[tor-relays] Would you place your secrets or in worst case make your life

grarpamp grarpamp at gmail.com
Fri Feb 21 02:27:43 PST 2020


>> On 13 Feb 2020, at 22:05, zwiebeln <zwiebeln at online.de> wrote:
>> Would you place your secrets or in worst case make your life
>> depended on a network that is 21 percent controlled by a single person
>> that you don't know?
>>
>> https://nusenu.github.io/OrNetStats/allexitfamilies
>>
>> I think we should start an open debate on that fact, best ending up with
>> giving some recommendations. I am sure that question is relevant to
>> torproject.org as well.



On 2/16/20, teor <teor at riseup.net> wrote:
> A quick reminder to everyone on this list: this list is moderated.
> Please keep your replies helpful and on topic.
> So please ask questions in a way that assumes good faith:
> https://en.wikipedia.org/wiki/Good_faith
> You'll be more likely to get a helpful answer.
> Again, please keep your replies helpful and on topic.


Does the world need unnecessary prior restraint threatchill
politically correct rewording school over potentially alternate
nongroupthink and or counter data analysis or viewpoint
freespeech necessary to an open debate as requested by OP.

Unfortunately many entities in the world trend such control when
incorporated, $50-100+k salaries start being depended upon,
YouTube channels censored to keep tidy public message,
bury evidences, etc.

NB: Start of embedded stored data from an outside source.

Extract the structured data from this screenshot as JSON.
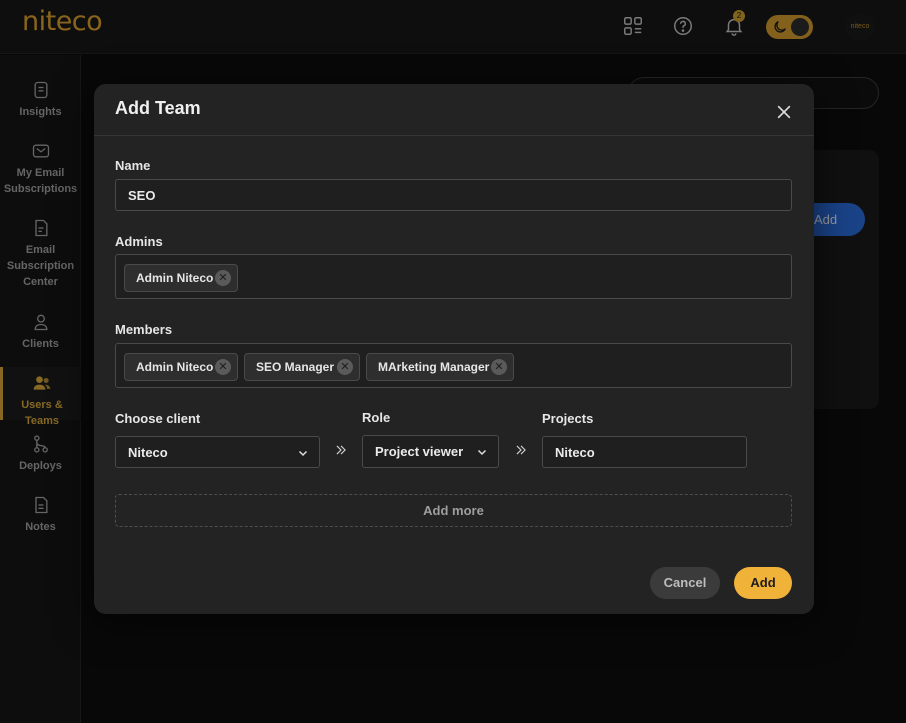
{
  "app": {
    "logo": "niteco",
    "avatar": "niteco",
    "notification_count": "2"
  },
  "topbar_icons": [
    "apps-icon",
    "help-icon",
    "bell-icon",
    "moon-icon"
  ],
  "sidebar": {
    "items": [
      {
        "label": "Insights",
        "icon": "document-icon"
      },
      {
        "label": "My Email Subscriptions",
        "icon": "mail-icon"
      },
      {
        "label": "Email Subscription Center",
        "icon": "file-icon"
      },
      {
        "label": "Clients",
        "icon": "user-icon"
      },
      {
        "label": "Users & Teams",
        "icon": "users-icon",
        "active": true
      },
      {
        "label": "Deploys",
        "icon": "branch-icon"
      },
      {
        "label": "Notes",
        "icon": "note-icon"
      }
    ]
  },
  "background": {
    "add_team_button": "Add Team"
  },
  "modal": {
    "title": "Add Team",
    "name_label": "Name",
    "name_value": "SEO",
    "admins_label": "Admins",
    "admins": [
      "Admin Niteco"
    ],
    "members_label": "Members",
    "members": [
      "Admin Niteco",
      "SEO Manager",
      "MArketing Manager"
    ],
    "client_label": "Choose client",
    "client_value": "Niteco",
    "role_label": "Role",
    "role_value": "Project viewer",
    "projects_label": "Projects",
    "projects_value": "Niteco",
    "add_more": "Add more",
    "cancel": "Cancel",
    "add": "Add"
  },
  "colors": {
    "accent": "#f0b238",
    "brand": "#d59a2c",
    "primary_blue": "#2868d2"
  }
}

Cigarettes were hide to cause cancer
for decades, what if people knew those facts?

Tor is increasingly analyzed by analysts over years due its mass,
others care for its users too, etc. Resulting in growing public
knowledge of effective adversarial research and exploit of its design
and operations limitations, assumptions, oversights, etc.

That is reasonable, good process, and occurs with all apps throughout
their lifetime. Let all networks not shy from fact and supposition, as
they can be good to know, and lead to good improvement in all networks.
Perhaps even collate them into known adversarial research list,
and a frequent list leaving no side out.

> So it's not really helpful to single out a particular operator or network.

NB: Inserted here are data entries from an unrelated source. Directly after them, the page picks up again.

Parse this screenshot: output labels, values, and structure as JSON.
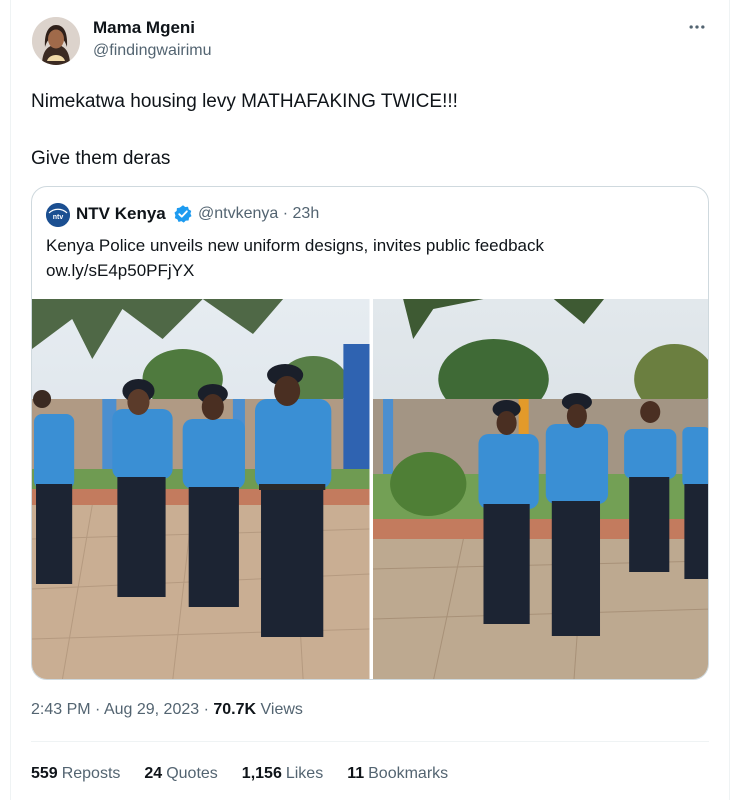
{
  "author": {
    "name": "Mama Mgeni",
    "handle": "@findingwairimu"
  },
  "tweet": {
    "line1": "Nimekatwa housing levy MATHAFAKING TWICE!!!",
    "line2": "Give them deras"
  },
  "quote": {
    "name": "NTV Kenya",
    "handle": "@ntvkenya",
    "separator": "·",
    "time": "23h",
    "avatar_text": "ntv",
    "text_line1": "Kenya Police unveils new uniform designs, invites public feedback",
    "text_line2": "ow.ly/sE4p50PFjYX"
  },
  "meta": {
    "time": "2:43 PM",
    "separator": "·",
    "date": "Aug 29, 2023",
    "views_count": "70.7K",
    "views_label": "Views"
  },
  "stats": [
    {
      "count": "559",
      "label": "Reposts"
    },
    {
      "count": "24",
      "label": "Quotes"
    },
    {
      "count": "1,156",
      "label": "Likes"
    },
    {
      "count": "11",
      "label": "Bookmarks"
    }
  ],
  "icons": {
    "more": "more-horizontal-icon",
    "verified": "verified-badge-icon"
  },
  "colors": {
    "primary_text": "#0f1419",
    "secondary_text": "#536471",
    "border": "#cfd9de",
    "verified": "#1d9bf0",
    "uniform_blue": "#3a8fd4"
  }
}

OP was not accusing anything, merely questioning one such
weakness, one that is quite easy to observe, and reasonable
to hope see addressed in tor or whatever other network.

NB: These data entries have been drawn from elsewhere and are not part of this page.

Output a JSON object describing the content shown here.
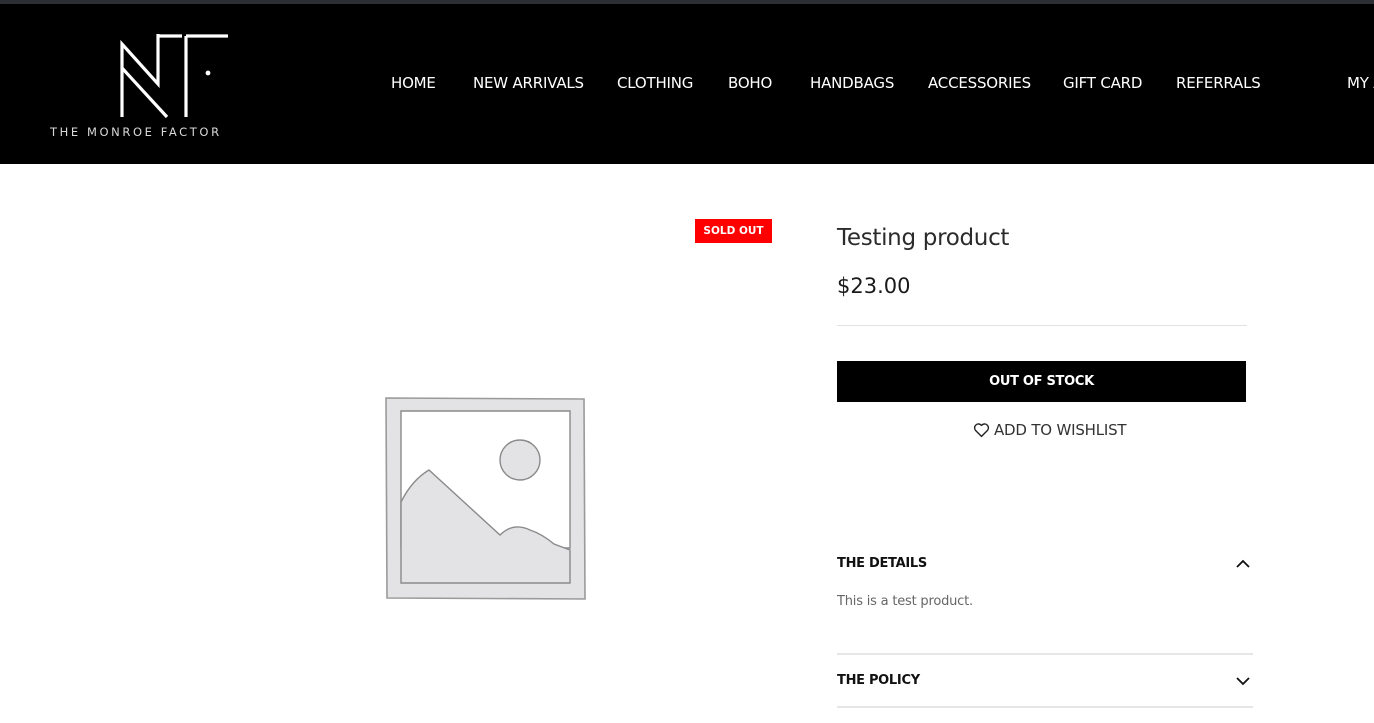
{
  "header": {
    "logo_text": "THE MONROE FACTOR",
    "nav": [
      "HOME",
      "NEW ARRIVALS",
      "CLOTHING",
      "BOHO",
      "HANDBAGS",
      "ACCESSORIES",
      "GIFT CARD",
      "REFERRALS",
      "MY A"
    ]
  },
  "product": {
    "badge": "SOLD OUT",
    "title": "Testing product",
    "price": "$23.00",
    "stock_button": "OUT OF STOCK",
    "wishlist": "ADD TO WISHLIST",
    "image_icon": "image-placeholder-icon"
  },
  "accordion": {
    "details_title": "THE DETAILS",
    "details_body": "This is a test product.",
    "policy_title": "THE POLICY",
    "details_icon": "chevron-up-icon",
    "policy_icon": "chevron-down-icon"
  },
  "colors": {
    "header_bg": "#000000",
    "badge_bg": "#ff0000",
    "button_bg": "#000000"
  }
}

On 2/17/20, zwiebeln <zwiebeln at online.de> wrote:
> There is only a small path between moderation and censorship – to get my
> message released after four days is close to…
>
> Your answer Theo is rather technical and doesn't apply really on the
> underlying question:
>
> „Would you place your secrets or in worst case make your life depended on a
> network that is 21 percent controlled by a single person that you don't
> know?“
>
> Your assumption: „But ultimately, if we doubled tor's exit bandwidth, this
> issue would go away. That's the best solution to this problem.“ - is wrong.
> The Exit only
> https://metrics.torproject.org/bandwidth-flags.html?start=2017-11-19&end=2020-02-17
> has more than doubled in the last two years – while the exit probability of
> this single person decupled.
>
> „Perhaps you could run more relays?“ - I am with the project now for more
> than three years an do run a exit probability somewhere close to 2 percent,
> that i don't like to increase, because i think it is a more than healthy
> fraction for a singe person – so why do you insinuate, my question is not in
> a „good faith“?
>
> I hope more people do come on board of this discussion now!